Aaron appears to have weakly and ineffectually tried to give a religious and spiritual slant to the people's base action by calling their disgraceful exhibition a 'feast to the Lord' (5); but not thus easily can idolatry be made to look respectable, and God dramatically intervenes to call it by its proper name (7, 8). The words with which He denounces them are ominously significant, calling them to Moses not 'my people' but 'thy people', as if having disowned them for their sin. Nor is this an exaggerated form of words, for, as 10 makes clear, this is what was in the Lord's mind, as He proposed to Moses to begin all over again with him and make of him a great nation instead of Israel, thus initiating a new line. Moses' reaction to this marks him out as one of the greatest of men. Even in the context of the outbreak of divine wrath against His people it is possible to see how this must have been a test for Moses' integrity of heart.
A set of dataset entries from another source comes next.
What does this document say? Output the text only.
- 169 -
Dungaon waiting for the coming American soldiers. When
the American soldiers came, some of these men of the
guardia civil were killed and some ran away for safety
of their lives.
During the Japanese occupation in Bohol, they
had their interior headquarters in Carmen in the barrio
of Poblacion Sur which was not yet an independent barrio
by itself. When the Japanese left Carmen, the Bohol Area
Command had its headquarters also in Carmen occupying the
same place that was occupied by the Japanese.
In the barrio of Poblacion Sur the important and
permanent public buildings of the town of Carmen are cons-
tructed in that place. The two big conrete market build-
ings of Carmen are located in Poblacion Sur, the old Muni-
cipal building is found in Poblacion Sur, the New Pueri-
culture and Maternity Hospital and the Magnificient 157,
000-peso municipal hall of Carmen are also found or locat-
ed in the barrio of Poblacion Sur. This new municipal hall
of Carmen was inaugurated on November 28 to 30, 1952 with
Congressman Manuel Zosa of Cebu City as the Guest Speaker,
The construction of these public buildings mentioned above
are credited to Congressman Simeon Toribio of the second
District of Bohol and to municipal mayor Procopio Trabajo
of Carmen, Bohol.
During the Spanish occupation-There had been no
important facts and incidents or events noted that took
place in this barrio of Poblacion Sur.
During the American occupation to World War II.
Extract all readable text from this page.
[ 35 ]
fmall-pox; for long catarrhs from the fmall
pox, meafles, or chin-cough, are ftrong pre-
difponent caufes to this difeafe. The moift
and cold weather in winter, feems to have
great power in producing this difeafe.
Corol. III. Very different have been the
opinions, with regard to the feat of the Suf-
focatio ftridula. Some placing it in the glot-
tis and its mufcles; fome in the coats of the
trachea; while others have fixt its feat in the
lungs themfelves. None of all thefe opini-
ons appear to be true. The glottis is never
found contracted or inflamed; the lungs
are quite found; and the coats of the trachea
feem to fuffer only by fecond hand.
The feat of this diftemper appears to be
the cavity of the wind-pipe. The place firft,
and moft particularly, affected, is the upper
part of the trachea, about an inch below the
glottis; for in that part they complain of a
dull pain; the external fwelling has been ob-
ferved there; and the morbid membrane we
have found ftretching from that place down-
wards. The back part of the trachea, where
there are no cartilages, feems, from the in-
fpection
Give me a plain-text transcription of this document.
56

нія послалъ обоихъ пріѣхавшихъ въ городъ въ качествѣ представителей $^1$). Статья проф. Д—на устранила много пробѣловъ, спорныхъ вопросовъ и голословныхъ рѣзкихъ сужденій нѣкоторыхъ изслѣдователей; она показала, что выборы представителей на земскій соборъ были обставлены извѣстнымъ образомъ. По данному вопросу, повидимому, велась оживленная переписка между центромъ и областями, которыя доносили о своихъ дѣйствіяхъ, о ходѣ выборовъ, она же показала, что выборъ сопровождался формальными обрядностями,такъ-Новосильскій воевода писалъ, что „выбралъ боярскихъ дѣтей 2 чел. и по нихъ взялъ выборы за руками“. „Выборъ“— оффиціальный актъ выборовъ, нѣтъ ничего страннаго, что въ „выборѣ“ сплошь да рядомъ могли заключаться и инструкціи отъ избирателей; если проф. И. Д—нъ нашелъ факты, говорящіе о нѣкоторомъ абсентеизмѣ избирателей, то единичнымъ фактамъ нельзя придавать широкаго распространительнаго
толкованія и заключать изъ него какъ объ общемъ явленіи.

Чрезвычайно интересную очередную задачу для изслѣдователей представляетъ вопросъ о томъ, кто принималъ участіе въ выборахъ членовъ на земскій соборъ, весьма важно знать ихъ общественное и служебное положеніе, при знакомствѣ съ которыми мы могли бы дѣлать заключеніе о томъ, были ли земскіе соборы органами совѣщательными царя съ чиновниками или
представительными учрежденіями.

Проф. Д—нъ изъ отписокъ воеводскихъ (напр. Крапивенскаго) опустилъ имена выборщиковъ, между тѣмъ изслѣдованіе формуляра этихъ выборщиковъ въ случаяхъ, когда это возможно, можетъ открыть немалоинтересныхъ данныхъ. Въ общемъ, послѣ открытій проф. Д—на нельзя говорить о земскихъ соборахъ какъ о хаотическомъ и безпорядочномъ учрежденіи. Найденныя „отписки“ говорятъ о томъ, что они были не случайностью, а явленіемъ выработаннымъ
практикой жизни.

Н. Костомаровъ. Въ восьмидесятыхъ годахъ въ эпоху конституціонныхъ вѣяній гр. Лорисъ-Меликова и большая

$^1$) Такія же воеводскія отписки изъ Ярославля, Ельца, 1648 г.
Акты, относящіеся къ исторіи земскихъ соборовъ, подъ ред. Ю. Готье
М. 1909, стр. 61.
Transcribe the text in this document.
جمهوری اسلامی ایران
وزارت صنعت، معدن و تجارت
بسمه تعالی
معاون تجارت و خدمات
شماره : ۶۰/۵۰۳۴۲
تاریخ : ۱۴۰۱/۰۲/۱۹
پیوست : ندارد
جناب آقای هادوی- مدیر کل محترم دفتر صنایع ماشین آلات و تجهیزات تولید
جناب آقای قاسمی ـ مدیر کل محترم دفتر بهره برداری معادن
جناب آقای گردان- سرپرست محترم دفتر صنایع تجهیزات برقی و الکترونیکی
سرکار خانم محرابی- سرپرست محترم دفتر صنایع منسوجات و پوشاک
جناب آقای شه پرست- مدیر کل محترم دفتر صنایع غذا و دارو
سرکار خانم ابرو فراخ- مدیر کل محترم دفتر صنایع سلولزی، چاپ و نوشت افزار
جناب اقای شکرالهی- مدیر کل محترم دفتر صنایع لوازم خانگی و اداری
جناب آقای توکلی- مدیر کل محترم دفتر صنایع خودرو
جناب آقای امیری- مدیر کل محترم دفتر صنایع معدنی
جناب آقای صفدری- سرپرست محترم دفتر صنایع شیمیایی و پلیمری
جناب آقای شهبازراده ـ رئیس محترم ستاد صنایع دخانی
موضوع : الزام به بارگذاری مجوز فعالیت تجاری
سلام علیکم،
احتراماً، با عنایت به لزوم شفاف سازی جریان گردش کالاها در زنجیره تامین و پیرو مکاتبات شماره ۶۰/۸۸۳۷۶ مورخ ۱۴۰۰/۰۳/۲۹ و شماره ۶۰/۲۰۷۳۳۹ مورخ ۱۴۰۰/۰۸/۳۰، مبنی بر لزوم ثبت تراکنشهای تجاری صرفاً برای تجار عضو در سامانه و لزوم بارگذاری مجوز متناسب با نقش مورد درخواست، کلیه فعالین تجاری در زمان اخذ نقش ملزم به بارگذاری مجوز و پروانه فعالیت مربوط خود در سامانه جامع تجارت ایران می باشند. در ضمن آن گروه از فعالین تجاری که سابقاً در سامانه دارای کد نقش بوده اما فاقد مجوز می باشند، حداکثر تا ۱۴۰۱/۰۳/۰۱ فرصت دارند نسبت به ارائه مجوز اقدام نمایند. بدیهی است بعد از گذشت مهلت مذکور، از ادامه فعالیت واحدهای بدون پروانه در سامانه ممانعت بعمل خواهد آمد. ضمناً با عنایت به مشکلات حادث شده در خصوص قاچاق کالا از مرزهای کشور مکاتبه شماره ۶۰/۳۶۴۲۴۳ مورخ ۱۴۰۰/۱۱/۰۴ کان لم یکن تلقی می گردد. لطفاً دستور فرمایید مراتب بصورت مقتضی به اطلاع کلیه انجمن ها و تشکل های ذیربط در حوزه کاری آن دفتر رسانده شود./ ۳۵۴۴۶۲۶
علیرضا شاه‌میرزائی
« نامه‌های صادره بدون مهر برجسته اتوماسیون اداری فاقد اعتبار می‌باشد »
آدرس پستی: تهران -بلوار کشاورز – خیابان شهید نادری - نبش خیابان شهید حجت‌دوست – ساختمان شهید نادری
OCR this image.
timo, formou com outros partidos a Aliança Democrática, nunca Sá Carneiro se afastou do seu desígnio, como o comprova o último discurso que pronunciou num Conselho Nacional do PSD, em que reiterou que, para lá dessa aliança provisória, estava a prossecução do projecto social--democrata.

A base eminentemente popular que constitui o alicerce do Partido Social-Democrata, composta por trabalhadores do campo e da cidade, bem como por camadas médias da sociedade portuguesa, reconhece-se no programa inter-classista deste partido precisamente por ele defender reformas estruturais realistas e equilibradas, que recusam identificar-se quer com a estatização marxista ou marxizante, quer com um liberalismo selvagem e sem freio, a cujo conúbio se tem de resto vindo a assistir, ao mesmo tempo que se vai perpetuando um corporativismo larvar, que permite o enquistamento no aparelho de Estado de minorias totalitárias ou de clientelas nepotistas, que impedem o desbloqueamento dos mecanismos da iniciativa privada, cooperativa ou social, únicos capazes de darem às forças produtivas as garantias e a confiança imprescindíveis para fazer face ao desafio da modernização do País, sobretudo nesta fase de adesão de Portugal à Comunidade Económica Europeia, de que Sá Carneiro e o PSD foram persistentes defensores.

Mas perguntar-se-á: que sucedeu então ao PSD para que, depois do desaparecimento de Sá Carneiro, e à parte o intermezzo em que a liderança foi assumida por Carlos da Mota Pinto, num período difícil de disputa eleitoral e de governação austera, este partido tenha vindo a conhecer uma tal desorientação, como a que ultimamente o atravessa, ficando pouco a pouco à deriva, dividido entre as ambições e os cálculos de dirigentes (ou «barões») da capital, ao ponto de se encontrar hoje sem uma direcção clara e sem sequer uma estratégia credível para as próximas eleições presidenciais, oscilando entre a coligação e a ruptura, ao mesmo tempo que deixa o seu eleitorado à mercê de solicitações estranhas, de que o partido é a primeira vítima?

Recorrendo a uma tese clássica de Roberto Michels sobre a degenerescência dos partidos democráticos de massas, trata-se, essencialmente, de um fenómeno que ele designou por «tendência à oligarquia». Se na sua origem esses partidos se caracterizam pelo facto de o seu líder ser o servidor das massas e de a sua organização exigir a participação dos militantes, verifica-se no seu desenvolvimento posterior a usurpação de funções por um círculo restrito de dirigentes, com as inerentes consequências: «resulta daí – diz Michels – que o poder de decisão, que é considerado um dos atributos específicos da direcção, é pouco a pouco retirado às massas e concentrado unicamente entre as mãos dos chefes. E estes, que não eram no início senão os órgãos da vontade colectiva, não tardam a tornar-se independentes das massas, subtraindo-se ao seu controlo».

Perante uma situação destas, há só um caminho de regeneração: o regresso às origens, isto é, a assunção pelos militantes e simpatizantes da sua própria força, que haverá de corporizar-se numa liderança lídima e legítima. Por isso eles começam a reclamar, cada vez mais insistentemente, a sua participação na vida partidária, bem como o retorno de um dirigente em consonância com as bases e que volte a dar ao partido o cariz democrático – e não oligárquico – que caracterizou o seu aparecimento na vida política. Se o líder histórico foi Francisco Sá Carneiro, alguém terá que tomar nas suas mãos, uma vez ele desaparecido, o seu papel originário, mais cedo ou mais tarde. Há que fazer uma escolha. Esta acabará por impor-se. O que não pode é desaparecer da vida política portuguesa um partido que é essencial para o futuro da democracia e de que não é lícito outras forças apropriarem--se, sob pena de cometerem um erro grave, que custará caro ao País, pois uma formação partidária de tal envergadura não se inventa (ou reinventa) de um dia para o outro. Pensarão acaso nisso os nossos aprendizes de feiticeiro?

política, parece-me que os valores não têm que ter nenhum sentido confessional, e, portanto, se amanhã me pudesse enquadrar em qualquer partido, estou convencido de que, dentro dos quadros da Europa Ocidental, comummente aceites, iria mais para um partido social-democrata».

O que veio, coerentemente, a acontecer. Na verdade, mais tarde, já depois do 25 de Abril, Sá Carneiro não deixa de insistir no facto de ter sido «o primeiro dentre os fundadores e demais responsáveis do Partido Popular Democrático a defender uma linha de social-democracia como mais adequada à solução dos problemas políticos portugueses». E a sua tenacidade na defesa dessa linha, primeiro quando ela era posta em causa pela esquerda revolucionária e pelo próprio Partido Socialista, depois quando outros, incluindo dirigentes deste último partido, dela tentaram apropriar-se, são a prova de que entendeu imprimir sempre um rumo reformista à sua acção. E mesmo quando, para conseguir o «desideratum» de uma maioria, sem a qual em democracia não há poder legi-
If it was, he instantly and resolutely died to it, died to the prospect of becoming the father of a new line of promise, and to the honour and fame it would undoubtedly bring him; and out of a selfless love for the people he challenged God and - dare we say it? - in faith contradicted Him, speaking to Him of Israel as 'Thy people' (11). The significance of this 'Thy' is seen in the verses that follow, for Moses pleaded on their behalf, not any extenuating circumstances, as if to suggest they were not quite so bad as to merit such drastic treatment, but the covenant (13) and His own faithful word and oath to them. And such was the effect of his agonising and audacious intercession that the divine intention was changed (14), mysterious and inexplicable though this be to all our notions of the sovereignty of God. As James puts it, 'The effectual fervent prayer of a righteous man availeth much'. Never was such intercession needed so much by Israel as at that time!